A lot of users do so because they enjoy it, not despite its risks and
stupidity but, in some measure, because of them.
Until we recognise all the unpalatable myths associated with the drug
culture, none of us will get within cooee of seizing on solutions, if they
do indeed exist.
The predictable already is shaping as reality for next week's feel-good
exercise, initiated in the mayhem of an election campaign to shift beyond
polling day the heat on politicians who otherwise would have been forced to
reveal that they have no magic wand.
There are several problems with such exercises, which largely serve to
comfort society but, at best, can only extend the Band-Aid.
They unrealistically raise public expectation (which Premier Carr tried to
dampen yesterday) that some mystical wisdom will ascend from the mire of
confrontation, dissent, prejudice and ignorance. When that doesn't happen,
disillusionment with the political process will be more entrenched and,
albeit appropriately, its impotence more widely recognised.

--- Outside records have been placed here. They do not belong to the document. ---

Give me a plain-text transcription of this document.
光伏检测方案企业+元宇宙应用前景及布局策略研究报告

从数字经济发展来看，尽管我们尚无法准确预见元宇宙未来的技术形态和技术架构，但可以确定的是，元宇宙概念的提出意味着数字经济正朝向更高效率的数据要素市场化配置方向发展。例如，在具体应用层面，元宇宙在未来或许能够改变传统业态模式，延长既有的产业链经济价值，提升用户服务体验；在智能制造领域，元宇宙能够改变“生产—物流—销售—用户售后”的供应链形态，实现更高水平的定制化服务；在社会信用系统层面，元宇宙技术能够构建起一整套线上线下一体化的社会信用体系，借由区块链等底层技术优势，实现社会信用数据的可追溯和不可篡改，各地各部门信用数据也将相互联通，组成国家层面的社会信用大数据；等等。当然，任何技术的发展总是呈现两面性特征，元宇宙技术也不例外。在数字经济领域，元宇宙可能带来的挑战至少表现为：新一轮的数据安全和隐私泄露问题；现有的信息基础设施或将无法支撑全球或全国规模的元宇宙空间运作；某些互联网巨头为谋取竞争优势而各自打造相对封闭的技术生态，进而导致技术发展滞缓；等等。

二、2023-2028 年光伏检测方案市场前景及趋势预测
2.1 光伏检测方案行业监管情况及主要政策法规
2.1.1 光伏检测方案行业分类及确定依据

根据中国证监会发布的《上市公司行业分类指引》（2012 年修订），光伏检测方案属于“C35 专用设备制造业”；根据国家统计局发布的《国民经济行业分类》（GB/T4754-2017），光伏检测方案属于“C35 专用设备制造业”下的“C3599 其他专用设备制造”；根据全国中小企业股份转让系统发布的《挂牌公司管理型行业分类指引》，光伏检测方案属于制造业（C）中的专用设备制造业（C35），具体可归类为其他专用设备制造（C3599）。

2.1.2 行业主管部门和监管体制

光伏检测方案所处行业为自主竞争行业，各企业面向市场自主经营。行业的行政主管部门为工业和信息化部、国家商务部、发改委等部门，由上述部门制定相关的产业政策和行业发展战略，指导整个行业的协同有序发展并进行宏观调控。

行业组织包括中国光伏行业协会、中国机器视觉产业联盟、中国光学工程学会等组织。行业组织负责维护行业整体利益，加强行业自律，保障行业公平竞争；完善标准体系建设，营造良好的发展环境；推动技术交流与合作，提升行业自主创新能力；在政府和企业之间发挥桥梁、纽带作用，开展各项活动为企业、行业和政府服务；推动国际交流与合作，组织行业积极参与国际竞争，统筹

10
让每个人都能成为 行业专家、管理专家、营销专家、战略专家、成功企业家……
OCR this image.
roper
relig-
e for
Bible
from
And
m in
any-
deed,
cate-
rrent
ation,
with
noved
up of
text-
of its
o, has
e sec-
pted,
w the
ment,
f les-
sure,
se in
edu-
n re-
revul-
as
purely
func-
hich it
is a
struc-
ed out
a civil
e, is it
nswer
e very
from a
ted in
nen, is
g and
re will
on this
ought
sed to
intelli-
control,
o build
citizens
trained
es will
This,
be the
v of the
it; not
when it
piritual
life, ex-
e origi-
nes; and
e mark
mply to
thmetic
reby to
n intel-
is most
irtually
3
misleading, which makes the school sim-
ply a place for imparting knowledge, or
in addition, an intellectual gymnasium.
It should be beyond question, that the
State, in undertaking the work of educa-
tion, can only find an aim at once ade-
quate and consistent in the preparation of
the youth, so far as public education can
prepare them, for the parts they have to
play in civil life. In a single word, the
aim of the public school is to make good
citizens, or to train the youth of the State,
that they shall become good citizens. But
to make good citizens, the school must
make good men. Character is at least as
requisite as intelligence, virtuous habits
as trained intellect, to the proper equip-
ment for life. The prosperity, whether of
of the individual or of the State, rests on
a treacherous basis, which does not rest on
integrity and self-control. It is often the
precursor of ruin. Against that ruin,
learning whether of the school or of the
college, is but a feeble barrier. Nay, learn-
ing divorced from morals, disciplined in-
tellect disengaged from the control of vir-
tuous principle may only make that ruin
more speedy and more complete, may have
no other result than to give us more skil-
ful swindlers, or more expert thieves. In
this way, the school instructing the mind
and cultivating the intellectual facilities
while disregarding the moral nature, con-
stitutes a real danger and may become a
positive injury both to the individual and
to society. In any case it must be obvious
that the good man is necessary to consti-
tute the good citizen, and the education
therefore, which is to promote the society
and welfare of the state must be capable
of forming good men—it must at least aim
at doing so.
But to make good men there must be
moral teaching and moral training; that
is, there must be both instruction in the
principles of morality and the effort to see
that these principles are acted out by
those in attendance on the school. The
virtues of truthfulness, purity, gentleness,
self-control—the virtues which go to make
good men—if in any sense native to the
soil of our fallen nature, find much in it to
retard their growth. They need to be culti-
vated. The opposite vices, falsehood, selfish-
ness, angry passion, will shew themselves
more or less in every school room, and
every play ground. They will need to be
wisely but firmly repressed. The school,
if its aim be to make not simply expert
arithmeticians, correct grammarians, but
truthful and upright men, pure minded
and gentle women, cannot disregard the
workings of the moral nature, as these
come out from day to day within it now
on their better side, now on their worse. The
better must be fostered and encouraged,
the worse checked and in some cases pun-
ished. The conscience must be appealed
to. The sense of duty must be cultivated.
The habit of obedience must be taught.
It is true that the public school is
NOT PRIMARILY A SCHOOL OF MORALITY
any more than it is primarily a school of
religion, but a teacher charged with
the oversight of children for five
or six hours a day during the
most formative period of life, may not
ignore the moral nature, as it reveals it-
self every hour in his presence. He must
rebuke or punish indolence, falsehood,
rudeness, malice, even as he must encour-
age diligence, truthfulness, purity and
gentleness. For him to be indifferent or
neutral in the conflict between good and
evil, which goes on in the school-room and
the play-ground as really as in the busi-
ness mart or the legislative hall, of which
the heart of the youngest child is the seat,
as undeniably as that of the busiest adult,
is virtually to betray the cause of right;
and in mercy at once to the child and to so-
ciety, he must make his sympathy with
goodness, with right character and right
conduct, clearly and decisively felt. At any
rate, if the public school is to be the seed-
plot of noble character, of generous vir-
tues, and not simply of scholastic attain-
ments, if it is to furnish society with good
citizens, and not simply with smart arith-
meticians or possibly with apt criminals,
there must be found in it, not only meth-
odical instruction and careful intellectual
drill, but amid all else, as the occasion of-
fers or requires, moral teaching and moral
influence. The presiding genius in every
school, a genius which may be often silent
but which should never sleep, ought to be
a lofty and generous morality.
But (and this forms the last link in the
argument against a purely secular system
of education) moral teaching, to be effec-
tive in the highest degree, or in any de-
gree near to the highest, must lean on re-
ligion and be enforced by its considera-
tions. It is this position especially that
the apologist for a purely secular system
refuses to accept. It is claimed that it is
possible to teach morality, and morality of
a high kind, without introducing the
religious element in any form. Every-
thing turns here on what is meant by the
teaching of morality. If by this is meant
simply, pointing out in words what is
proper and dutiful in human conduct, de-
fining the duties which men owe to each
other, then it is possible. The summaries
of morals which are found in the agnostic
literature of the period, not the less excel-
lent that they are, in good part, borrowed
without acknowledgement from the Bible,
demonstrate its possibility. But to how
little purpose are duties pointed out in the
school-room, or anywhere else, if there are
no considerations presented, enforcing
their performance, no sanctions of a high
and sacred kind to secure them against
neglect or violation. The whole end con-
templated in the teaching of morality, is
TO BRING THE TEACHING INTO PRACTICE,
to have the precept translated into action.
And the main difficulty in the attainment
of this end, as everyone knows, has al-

And the "solutions" must be expressed in terms that voters are expected to
comprehend. Dollars (and a lot of them), therefore, are not just the cause
of all evil but the salvation from it.
The billions already poured into attempts to counter licit and illicit drug
abuse ($270million a year in maintaining the NSW prison population alone)
must be endlessly added to, without firm evidence that much of what went
before was usefully spent.
The subtleties of the drug question get swamped by the clamour and certitude
of the two polarised divides. The leading American commentator and
researcher Professor Mark Kleiman draws the line between the dominant "drug
warriors", with their persistent advocacy of stricter controls and harsher
punishments, and the "legalisers", who urge relaxation of control.
Remember Kleiman's words, from his paper "Drugs and Drug Policy: the Case
for a Slow Fix", as the crescendo builds next week. "Anyone expressing real
optimism about the prospects for significant drug policy improvements in the
short run might reasonably be asked what he or she has been smoking (or
drinking)," he wrote.
"But because no quick fix is available, we can hope that some elected
officials, given adequate cover against the dreaded charge of being 'soft on
drugs', might be willing to accept a slow fix in the form of a more
realistic set of policies aimed at reducing the total social damage
associated with drug use ..."
Kleiman warns against simplistic assumption. While going easier on addicts
will diminish their need to steal and lessen violence associated with the
drug trade, "the [unanswered] question always is whether and to what extent
such reductions in risk would be offset or more than offset by increases in
the extent of illicit drug taking".
And the hard-core drug users, responsible for a disproportionate share of
the grief? "The hard truth is that most of them would rather have drugs than
treatment, as long as they can get the drugs."